Tarihî bir hüviyete sahip bulunmasına rağmen gerçek kişiliği menkıbeler içinde kaybolmuştur. "Gök, kâinat" ve "yılan, ejderha" anlamlarına gelen Evran ismi, efsanevî kişiliğinin bir işareti sayılabilir.

Kurmuş olduğu Ahilik teşkilatı ile sosyal, iktisadi ve siyasi hayatımızı etkileyen; Anadolu’nun vatanlaşmasında ve Osmanlı Devleti’nin kuruluşunda büyük rol oynamıştır.

Bu sebeple Türk-İslâm tarihinin önemli şahsiyetlerinden olan Ahi Evran 1171 (H.566) yılında İran’ın Batı Azerbaycan tarafında bulunan Hoy kasabasında doğmuştur.

Ahi Evran’ın çocukluğu ve ilk tahsil devresi memleketi olan Azerbaycan’da geçmiş olsa da, gençliğinde Horasan ve Maveraünnehre giderek o yörede büyük üstatlardan ders almıştır.

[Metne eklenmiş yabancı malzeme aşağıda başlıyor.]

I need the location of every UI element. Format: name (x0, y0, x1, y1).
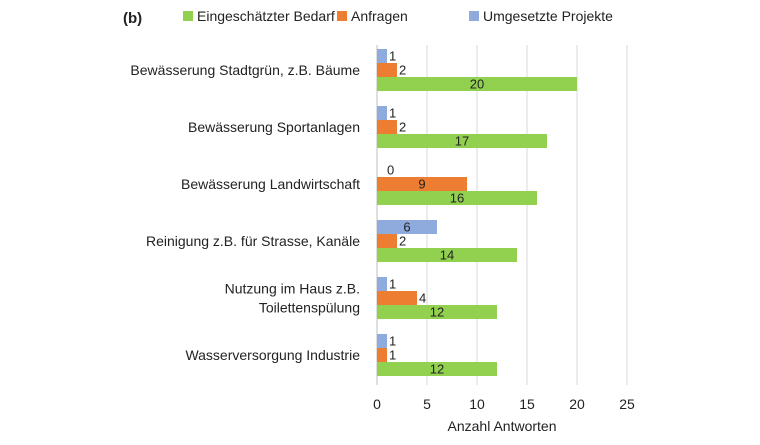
bar (377, 177, 467, 191)
legend-label: Anfragen (351, 8, 408, 24)
bar (377, 305, 497, 319)
bar-value-label: 12 (430, 305, 444, 320)
bar-value-label: 9 (418, 177, 425, 192)
bar (377, 120, 397, 134)
bar-value-label: 1 (389, 49, 396, 64)
bar-value-label: 4 (419, 291, 426, 306)
x-tick-label: 15 (519, 396, 535, 412)
bar (377, 191, 537, 205)
bar-value-label: 1 (389, 334, 396, 349)
category-label: Wasserversorgung Industrie (185, 347, 360, 363)
category-label: Bewässerung Sportanlagen (188, 119, 360, 135)
x-tick-label: 10 (469, 396, 485, 412)
bar (377, 106, 387, 120)
bar (377, 334, 387, 348)
bar (377, 362, 497, 376)
bar-value-label: 12 (430, 362, 444, 377)
legend-swatch (337, 11, 347, 21)
category-label: Bewässerung Landwirtschaft (181, 176, 360, 192)
x-tick-label: 25 (619, 396, 635, 412)
bar (377, 134, 547, 148)
bar (377, 348, 387, 362)
bar-value-label: 0 (387, 163, 394, 178)
gridlines (376, 45, 628, 385)
bar-value-label: 1 (389, 106, 396, 121)
legend-label: Eingeschätzter Bedarf (197, 8, 335, 24)
category-label: Nutzung im Haus z.B. Toilettenspülung (225, 281, 360, 316)
legend: Eingeschätzter Bedarf Anfragen Umgesetzte … (183, 8, 613, 24)
bar (377, 234, 397, 248)
bar (377, 49, 387, 63)
bar-value-label: 16 (450, 191, 464, 206)
bar (377, 291, 417, 305)
legend-label: Umgesetzte Projekte (483, 8, 613, 24)
bar-value-label: 14 (440, 248, 454, 263)
bar-value-label: 20 (470, 77, 484, 92)
bar (377, 220, 437, 234)
bar (377, 77, 577, 91)
category-labels: Bewässerung Stadtgrün, z.B. Bäume Bewässe… (130, 62, 360, 363)
x-axis-title: Anzahl Antworten (448, 418, 557, 434)
bar-value-label: 2 (399, 63, 406, 78)
bar-value-label: 2 (399, 120, 406, 135)
x-tick-label: 5 (423, 396, 431, 412)
legend-swatch (183, 11, 193, 21)
bar (377, 277, 387, 291)
bar (377, 63, 397, 77)
legend-swatch (469, 11, 479, 21)
x-tick-label: 0 (373, 396, 381, 412)
bar-value-label: 6 (403, 220, 410, 235)
bar-value-label: 2 (399, 234, 406, 249)
bar (377, 248, 517, 262)
bar-value-label: 17 (455, 134, 469, 149)
panel-label: (b) (123, 10, 142, 27)
category-label: Bewässerung Stadtgrün, z.B. Bäume (130, 62, 360, 78)
category-label: Reinigung z.B. für Strasse, Kanäle (146, 233, 360, 249)
bar-value-label: 1 (389, 277, 396, 292)
bar-value-label: 1 (389, 348, 396, 363)
x-tick-label: 20 (569, 396, 585, 412)
x-tick-labels: 0 5 10 15 20 25 (373, 396, 635, 412)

Bu arada âlim Fahrettin Razi’den aklî (fen) ve naklî (dini) ilimleri öğrenmiştir.

Ahi Evran, bir hac yolculuğu esnasında (tahminen 1204’te), evliyadan Şeyh Evhadüddin Kirmani ile tanışmış ve ondan ders almıştır.

Tefsir, hadis, fıkıh, kelâm ve tıp alanında derin bir âlim; tasavvuf yolunda yüksek makam sahibi bir velî olmuştur.

Bağdat’ın İslâm dünyasının büyük sanat ve ilim merkezi olması, Ahi Evran’ın çok yönlü yetişmesinde etkili olmuştur.

Bu dönemlerde İbn-i Sina, Sühreverdi el-Maktul ve Fahrettin Razi’nin eserlerinden istifade etmiş; Abbasi Halifesi Nasır Lidinillah’ın kurduğu fütüvvet teşkilatını da tanımıştır.

XIII. Yüzyıl başlarında Selçuklu Sultanı I. Gıyaseddin Keyhüsrev döneminde Muhyiddin Arabî ve hocası Evhadüddin Kirmani ile birlikte Anadolu’ya gelen Ahi Evran, bu tarihlerde hocasının kızı Fatma Bacı ile evlenmiştir.

Ahi Evran-ı Veli, Anadolu’da özellikle esnafa İslâmiyeti anlatarak dünya ve ahiret işlerini düzenli hale getirmeleri için nasihatte bulunmuştur.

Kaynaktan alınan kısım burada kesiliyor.